L’environnement c’est, au sens propre, ce qui nous environne, ce qui nous entoure, notre cadre de vie. La prolifération des gaz à effets de serre, l’explosion des pollutions urbaines, la modification de plus en plus probable du climat, avec le cortège de catastrophes qu’elle ne manque pas d’entraîner, tout cela ne laisse pas d’influencer, parfois tragiquement, la vie de nos concitoyens. C’est pourquoi il faut veiller à la sécurité environnementale des Français, condition de leur confiance dans l’avenir et de la mise en œuvre de leurs projets.

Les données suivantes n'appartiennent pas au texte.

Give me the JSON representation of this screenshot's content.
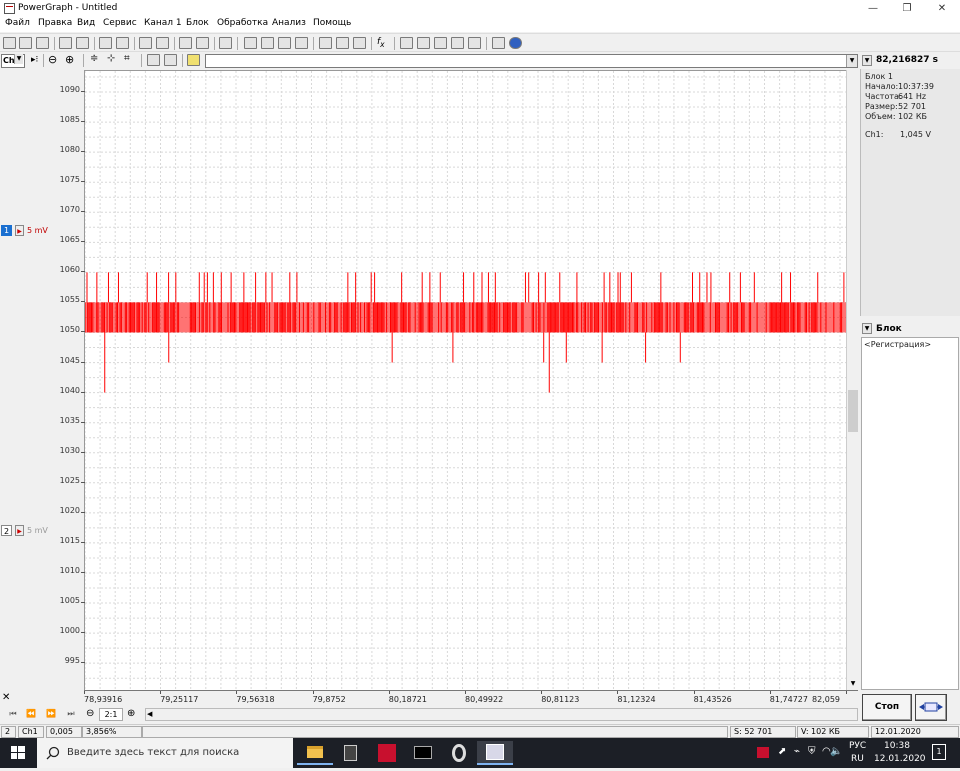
{
  "window": {
    "title": "PowerGraph - Untitled",
    "minimize": "—",
    "maximize": "❐",
    "close": "✕"
  },
  "menu": [
    "Файл",
    "Правка",
    "Вид",
    "Сервис",
    "Канал 1",
    "Блок",
    "Обработка",
    "Анализ",
    "Помощь"
  ],
  "toolbar2": {
    "channel_select": "Ch"
  },
  "time_readout": "82,216827 s",
  "info": {
    "block_label": "Блок 1",
    "start_label": "Начало:",
    "start_value": "10:37:39",
    "freq_label": "Частота:",
    "freq_value": "641 Hz",
    "size_label": "Размер:",
    "size_value": "52 701",
    "volume_label": "Объем:",
    "volume_value": "102 КБ",
    "ch1_label": "Ch1:",
    "ch1_value": "1,045 V"
  },
  "blocks": {
    "title": "Блок",
    "item": "<Регистрация>"
  },
  "channels": [
    {
      "num": "1",
      "scale": "5 mV",
      "color": "#c00000",
      "active": true
    },
    {
      "num": "2",
      "scale": "5 mV",
      "color": "#999999",
      "active": false
    }
  ],
  "chart_data": {
    "type": "line",
    "title": "",
    "xlabel": "",
    "ylabel": "",
    "ylim": [
      992,
      1093
    ],
    "xlim": [
      78.93916,
      82.059
    ],
    "y_ticks": [
      1090,
      1085,
      1080,
      1075,
      1070,
      1065,
      1060,
      1055,
      1050,
      1045,
      1040,
      1035,
      1030,
      1025,
      1020,
      1015,
      1010,
      1005,
      1000,
      995
    ],
    "x_ticks": [
      "78,93916",
      "79,25117",
      "79,56318",
      "79,8752",
      "80,18721",
      "80,49922",
      "80,81123",
      "81,12324",
      "81,43526",
      "81,74727",
      "82,059"
    ],
    "grid": true,
    "series": [
      {
        "name": "Ch1",
        "color": "#ff0000",
        "band_low": 1050,
        "band_high": 1055,
        "spikes_up_to": 1060,
        "spikes_down_to": 1045,
        "min_spikes": [
          {
            "x": 79.02,
            "y": 1040
          },
          {
            "x": 80.84,
            "y": 1040
          }
        ]
      }
    ]
  },
  "bottom": {
    "zoom": "2:1",
    "stop_button": "Стоп",
    "status": {
      "num": "2",
      "channel": "Ch1",
      "value": "0,005 ±",
      "percent": "3,856%",
      "samples": "S: 52 701",
      "volume": "V: 102 КБ",
      "date": "12.01.2020"
    }
  },
  "taskbar": {
    "search_placeholder": "Введите здесь текст для поиска",
    "lang_top": "РУС",
    "lang_bottom": "RU",
    "time": "10:38",
    "date": "12.01.2020",
    "notifications": "1"
  }
}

Sécurité des biens et des personnes, sécurisation du monde qui nous entoure : ce sont deux des composantes essentielles des fondations de la maison France. Mais il faut aller plus loin, pénétrer au cœur de l’individu au lieu de se borner à envisager le cadre dans lequel il se meut. Quelle est la condition première du libre arbitre chez tout être humain ? Qu’est-ce qui fait que nous sommes capables de faire des choix éclairés et de prendre des décisions qui vont gouverner notre avenir ? Au premier chef, l’éducation que nous avons reçue. Alors que les exigences de la société de l’information, en matière de formation, commencent à peine à se faire sentir, l’éducation doit être considérée comme une nouvelle fonction régalienne de l’État. Elle est le legs que la puissance publique se doit de donner à tout citoyen, rétablissant un principe d’égalité mis à mal par les différences sociales ou familiales. Ainsi, contrairement à ce que pense la majorité actuelle, ce qui est intolérable dans tel ou tel plan social, ce n’est pas que des licenciements soient effectués. Contre cela, si du moins nous souhaitons que nos entreprises puissent ne pas disparaître dans le tourbillon mondial, l’État n’a pas à se poser en garant d’une improbable morale. Le marché détruit des emplois : simplement, sur la durée, il en crée plus qu’il n’en supprime, si tant est que l’on ne grippe pas son mécanisme en prenant des mesures maladroites et idéologiques. Ce qui est intolérable, c’est qu’un salarié licencié n’ait pas, à ce moment de grande fragilité financière et morale, le degré d’employabilité suffisant pour retrouver un emploi dans les meilleurs délais. Sur ce dernier point, l’État doit endosser sa responsabilité : son rôle est de garantir la meilleure employabilité possible pour tous – et cette garantie s’appelle l’éducation, vademecum pour la vie.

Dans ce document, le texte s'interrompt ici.